Well, say you want to find $0.000054 \cdot 0.002$. From the decimal point $.$ up to the $4$, which is the last digit in $0.000054$, I can count $6$ digits. For $0.002$, from the $.$ to the $2$ (the last digit) I count $3$. Then I add those up, yielding $9$, and save it for later. Now I do the regular calculation

$$54\cdot2 = 108$$

And now I reverse the process of counting. From the decimal point $.$ to this $8$, I must be able to count $9$ digits.
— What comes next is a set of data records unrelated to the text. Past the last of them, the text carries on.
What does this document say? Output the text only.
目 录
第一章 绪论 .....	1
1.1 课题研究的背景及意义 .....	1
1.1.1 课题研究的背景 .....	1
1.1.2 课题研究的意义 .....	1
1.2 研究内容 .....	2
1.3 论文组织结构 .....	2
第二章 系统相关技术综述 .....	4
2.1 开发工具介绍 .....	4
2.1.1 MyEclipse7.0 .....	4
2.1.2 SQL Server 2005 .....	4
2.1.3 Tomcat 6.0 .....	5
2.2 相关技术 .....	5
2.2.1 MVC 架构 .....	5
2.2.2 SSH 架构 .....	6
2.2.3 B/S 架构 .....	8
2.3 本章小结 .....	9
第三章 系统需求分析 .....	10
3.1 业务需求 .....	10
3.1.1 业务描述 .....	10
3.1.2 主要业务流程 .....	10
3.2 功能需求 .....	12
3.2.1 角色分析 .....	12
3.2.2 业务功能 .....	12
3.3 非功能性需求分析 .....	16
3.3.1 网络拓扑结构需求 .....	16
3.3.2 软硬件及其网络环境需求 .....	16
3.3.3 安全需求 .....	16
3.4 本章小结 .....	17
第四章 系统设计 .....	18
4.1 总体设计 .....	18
So, I need to have something like

$$0.0\cdots0108$$

It turns out I want $0.000000108$; This is the number that will make this counting right.

Another example:

$$0.0725 \cdot 0.41$$

For $0.41$ I count $2$ decimal places and for $0.0725$ I count $4$, adding up to $6$. I then calculate

$$725\cdot41 = 29725$$

in my head or in paper, and then correct it to have $6$ decimal places:

$$0.029725$$

The mathematical explanation for this "trick" is that decimal numbers are of the form $k\cdot10^n$ where $k$ is just some whole number. Then, when multiplying two together, you have

$$(k\cdot10^{-n}) \cdot (j\cdot10^{-p}) = (k\cdot j)\cdot(10^{-n}\cdot10^{-p}) = (k\cdot j)\cdot(10^{-n-p})$$

And thus the $10^{-n-p} = 10^{-(n+p)}$ is just the "correction" part where we add the decimal places we took.